Y:抜けですね。空中のフォームとかは後からついてくるものだから。抜けの角度とか、自分の体の投げ出し角度とか、入る前のラインとか。そこをすんごい意識してる。キッカーは。一発デカくコケた時とかはもうやない。その日は。もうダメージが残っちゃってるし、メンタル的にも落ちてるのがわかるし。そういう時はいい演技ができないってわかってるから。自分の精神状態を前に持っていかないと。

F:なるほど。ちなみにボーダークロスは?
Y:ボーダークロスは本能的なものが多いいですね。5人でバンク入いったときとかラインとかひらめいて見えちゃう。ここだ!とか線が見える。

F:ここが一番早いと。
Y:うん。ここがあいてるラインとか。

F:なんでそういう能力が身についたんだろ?
Y:普通に滑ってるからじゃないですか。ボーダークロスに関しては。

F:ある意味度胸があるのかも知れないね。
Y:シュートとか滑るのもラインが必要でしょ?自分の中で。見えてないと駄目だし。ボーダークロスに関しては滑る能力がちがうのかな。だから実践でそういうラインが見えたりする。

F:なるほど
Y:なんだろうな?ラインが見えるって。

F:精神力とか鍛えてる風にはみえないけどな(笑)。
Y:やってないですよ(笑)。でも、俺なりに調子悪い時も勝てるツボにもっていくようにしてる。こういう心の気持ちだったら、行けちゃうってのが過去でわかるから、過去でいい結果を残せたときのイメージをすごく大事にしてる。

F:そういうことってどっから学んだの?
Y:うーん。本能かなあ。

F:ちなみに尊敬する人は?
Y:クイントン・ロビン(注:ニュージーランド人のライダーで日本のニセコを愛す)ぐらい。あいつは俺が白馬にいる時だから19歳の時から、なぜかあいつが俺のそばにいるんですよね。俺がこもる場所こもる場所にいるんですよ。

F:クイントン・ロビンスの凄いところってどこ?
Y:山の楽しみ方を知ってるとこかな。遊び方一番うまいんじゃないの?

ここで、天海選手のマネージャーとも言える? チューンナップ・ショップの伊藤氏が乱入! (伊藤氏のインタビュー参照)

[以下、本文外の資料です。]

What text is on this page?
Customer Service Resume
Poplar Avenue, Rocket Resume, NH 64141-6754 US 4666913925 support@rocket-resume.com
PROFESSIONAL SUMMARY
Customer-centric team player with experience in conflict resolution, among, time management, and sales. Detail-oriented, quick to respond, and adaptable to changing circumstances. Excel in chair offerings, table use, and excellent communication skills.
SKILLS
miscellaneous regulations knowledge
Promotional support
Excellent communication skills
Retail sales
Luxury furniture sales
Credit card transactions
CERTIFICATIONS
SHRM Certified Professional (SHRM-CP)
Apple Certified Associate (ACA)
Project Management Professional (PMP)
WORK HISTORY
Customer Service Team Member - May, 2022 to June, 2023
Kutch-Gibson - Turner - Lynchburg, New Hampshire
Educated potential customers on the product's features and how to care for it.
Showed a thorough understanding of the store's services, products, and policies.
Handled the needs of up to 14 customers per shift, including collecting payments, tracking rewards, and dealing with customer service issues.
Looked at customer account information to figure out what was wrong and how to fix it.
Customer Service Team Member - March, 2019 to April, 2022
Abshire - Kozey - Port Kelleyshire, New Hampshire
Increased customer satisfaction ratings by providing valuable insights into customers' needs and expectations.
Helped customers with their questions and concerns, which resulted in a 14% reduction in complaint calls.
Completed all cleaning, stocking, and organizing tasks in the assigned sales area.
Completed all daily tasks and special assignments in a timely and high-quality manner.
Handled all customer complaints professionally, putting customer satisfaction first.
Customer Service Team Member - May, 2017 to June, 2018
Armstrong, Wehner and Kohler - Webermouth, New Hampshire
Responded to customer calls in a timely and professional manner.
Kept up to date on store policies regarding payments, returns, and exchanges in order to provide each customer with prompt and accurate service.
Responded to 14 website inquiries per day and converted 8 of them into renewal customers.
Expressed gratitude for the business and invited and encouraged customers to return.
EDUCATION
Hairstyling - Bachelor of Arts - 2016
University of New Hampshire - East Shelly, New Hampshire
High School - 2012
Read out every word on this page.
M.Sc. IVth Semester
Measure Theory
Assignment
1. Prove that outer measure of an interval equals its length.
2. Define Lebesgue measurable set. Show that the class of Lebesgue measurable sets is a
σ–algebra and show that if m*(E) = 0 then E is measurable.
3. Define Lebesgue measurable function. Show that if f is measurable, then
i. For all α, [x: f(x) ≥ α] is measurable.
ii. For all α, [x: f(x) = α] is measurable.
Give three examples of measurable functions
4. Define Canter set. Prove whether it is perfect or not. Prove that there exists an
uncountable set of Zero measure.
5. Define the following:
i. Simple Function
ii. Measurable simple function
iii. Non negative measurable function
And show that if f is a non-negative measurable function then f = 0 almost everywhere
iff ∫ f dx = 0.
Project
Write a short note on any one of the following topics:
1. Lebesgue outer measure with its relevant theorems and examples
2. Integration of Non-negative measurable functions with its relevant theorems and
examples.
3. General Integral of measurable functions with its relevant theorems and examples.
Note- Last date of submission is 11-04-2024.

伊藤(以下I):見る機会があるといいんですよ。うまいよー。
Y:てか、俺が一番見てほしいのはフリーラン!俺のフリーラン見てほしいよ。普通の人に。

I:危機を回避する能力、っていうのかな。他のライダーにはないものがある
Y:そういうのフリーランでしょ。

I:巻き込まれた時どうやって逃げていくか、とか
Y:技術的なことを言うのだったらリカバリー能力じゃない。

F:リカバリーも滑りの一部になってるんだ。
Y:うん。

I:他の人が突っ込んでいってるのにこいつだけ突っ込んでないから。
Y:だって怪我したくないジャン。

I:いやーみんなそう思ってるだろ。
Y:だって俺、このスピードで突っ込んだら絶対怪我するっていうのがあるから。自分のマックス以上はやらないし。

I:自分のことをよく知ってるんだよね。
F:自分のことをよく知ってる人は上達もうまいんだよ。
Y:あっ、そうかもしれませんね。

I:あと、人の話をよく聞いてる。
Y:聞いてる。

F:よく知ってるもんね。いろんなこと。
Y:知ってるかなぁ?

F:子供っぽい顔して頭いい。純粋でよく聞いてるっていうか。
Y:ああ、純粋ぶってますね。

F:純粋なんだよ。
Y:いや、結構したたかですよ(笑)。最近、野心があるかな。

F:洋君の野心って何?
Y:なんでしょうね?安定した生活?わかんない。今は嫁さんとか子供をどうやって安定して住ませようみたいな。

F:嫁さんいないでしょ?
Y:うん、これから。楽しく子供をどうやって育てようかなーって。

F:今期の目標は?
Y:大会以外の写真をたくさん残したり、ビデオ撮ったりしてメディア系をもう少しがんばる。

F:雑誌いっぱいでてるじゃん?
Y:そうなんですけど、大会の写真が多かったり、腑に落ちない写真が使われてたりするので、もっとクオリティーの高いというか見てる人を納得させれる写真が残したい。

F:万物に認められたいと。「洋はすげーよ」と!
Y:そうですね。

F:洋君って、自分の意見しっかり言うよね。
Y:そうかもしれない、インタビューとかで俺が喋りづらいことガンガン聞いてくるから考えるようになった。)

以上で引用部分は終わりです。